In the simplest of terms, it is that with players who may come off the worst in a man-to-man comparison with their opponents, it is still possible to win limited-overs matches if they can show a greater consistency of form and better all-round efficiency.
This involves playing the strictest attention to detail, something it is not always easy to instill into the most naturally talented of players.
It is no good Philo Wallace and Clayton Lambert giving the West Indies the most extravagant start and then both getting out so that the innings has to be rebuilt all over again. Lara himself has been guilty of this too.
And it was fascinating in this third match to see how he refused all risks as Angus Fraser bowled an impeccable line to him just outside the off stump before he later played a most clumsy stroke to a slower ball from Mark Ealham.
This time, too, Wallace was almost blinded by responsibility, to the point that after 16 overs of the West Indies innings he had made only 15. This was one the West Indies were not going to throw away after their slow bowlers had done such a good, England-like job for them.
Curtly Ambrose and Nixon McLean had bowled 12 overs between them and then it was the slow medium pace off-cutters of Phil Simmons and the spin of Carl Hooper, Rawl Lewis and Keith Arthurton.
On a slow pitch which was not the easiest for stroke-play and which allowed a fair degree of turn, they gave nothing away and set up victory for the West Indies.
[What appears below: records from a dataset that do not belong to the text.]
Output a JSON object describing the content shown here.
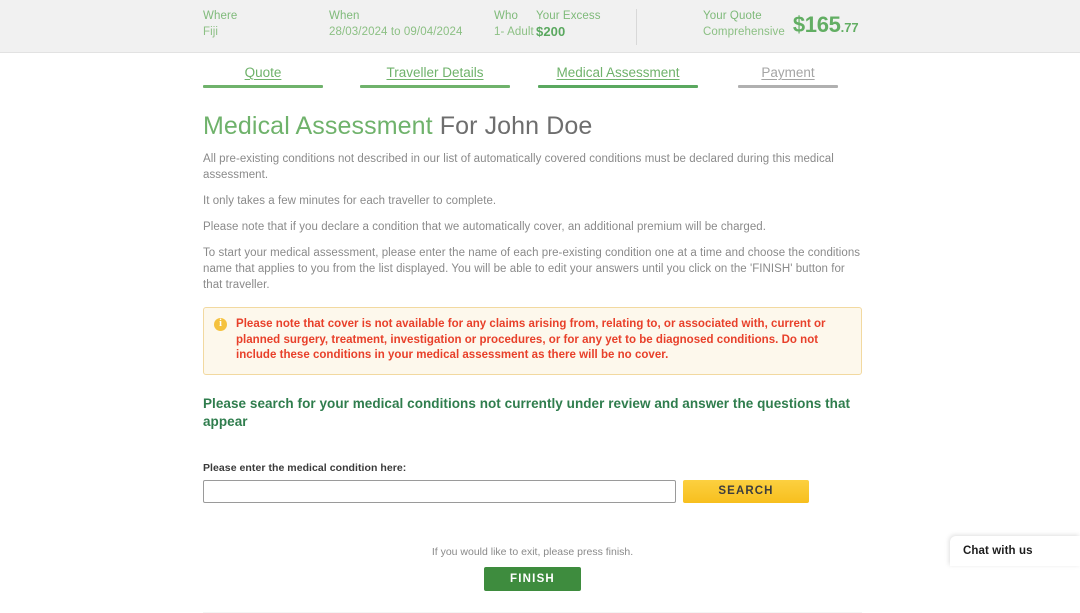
{
  "summary": {
    "where": {
      "label": "Where",
      "value": "Fiji"
    },
    "when": {
      "label": "When",
      "value": "28/03/2024 to 09/04/2024"
    },
    "who": {
      "label": "Who",
      "value": "1- Adult"
    },
    "excess": {
      "label": "Your Excess",
      "value": "$200"
    },
    "quote": {
      "label": "Your Quote",
      "plan": "Comprehensive",
      "price_dollars": "$165",
      "price_cents": ".77"
    }
  },
  "steps": [
    {
      "label": "Quote",
      "state": "done"
    },
    {
      "label": "Traveller Details",
      "state": "done"
    },
    {
      "label": "Medical Assessment",
      "state": "active"
    },
    {
      "label": "Payment",
      "state": "todo"
    }
  ],
  "page": {
    "title_highlight": "Medical Assessment",
    "title_rest": " For John Doe",
    "paragraphs": [
      "All pre-existing conditions not described in our list of automatically covered conditions must be declared during this medical assessment.",
      "It only takes a few minutes for each traveller to complete.",
      "Please note that if you declare a condition that we automatically cover, an additional premium will be charged.",
      "To start your medical assessment, please enter the name of each pre-existing condition one at a time and choose the conditions name that applies to you from the list displayed. You will be able to edit your answers until you click on the 'FINISH' button for that traveller."
    ],
    "callout": {
      "icon": "info-icon",
      "text": "Please note that cover is not available for any claims arising from, relating to, or associated with, current or planned surgery, treatment, investigation or procedures, or for any yet to be diagnosed conditions. Do not include these conditions in your medical assessment as there will be no cover."
    },
    "section_heading": "Please search for your medical conditions not currently under review and answer the questions that appear",
    "search": {
      "label": "Please enter the medical condition here:",
      "value": "",
      "placeholder": "",
      "button_label": "SEARCH"
    },
    "finish": {
      "hint": "If you would like to exit, please press finish.",
      "button_label": "FINISH"
    }
  },
  "chat": {
    "label": "Chat with us"
  },
  "colors": {
    "brand_green": "#6fb26b",
    "heading_green": "#2f7d4d",
    "accent_yellow": "#f7bf1e",
    "finish_green": "#3e8c3e",
    "warning_red": "#e8402a",
    "callout_bg": "#fdf8ec",
    "callout_border": "#f2d9a0",
    "bar_bg": "#f1f1f1"
  }
}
It was a reflection of their excellent bowling that when Adam Hollioake square cut Hooper for four in the 34th over, it was the first boundary to come since the 19th. They allowed the batsmen no freedom, just as Ealham, Matthew Fleming and Robert Croft had done to strangle the West Indies in Barbados.
English thinking had also gone into the West Indies team selection. They had appreciated the importance of the high standard of England's fielding in those first two games. As a result, they now brought Arthurton in for this match.
In the covers and the middle distances he is arguably as good a fielder as any in the world today. Now, he has seriously cut down England's flow of short singles, not only by his actual fielding but also by the deterrent effect. He inspired his team-mates and what a difference he made.
In spite of an obviously changed approach, Wallace, Lambert and Lara all threw it away again, but even in spite of the terrier-like qualities of England's bowlers and fielders, they could not make up for the deficiencies of their batsmen who had unaccountably fallen short of the high standards they had set earlier.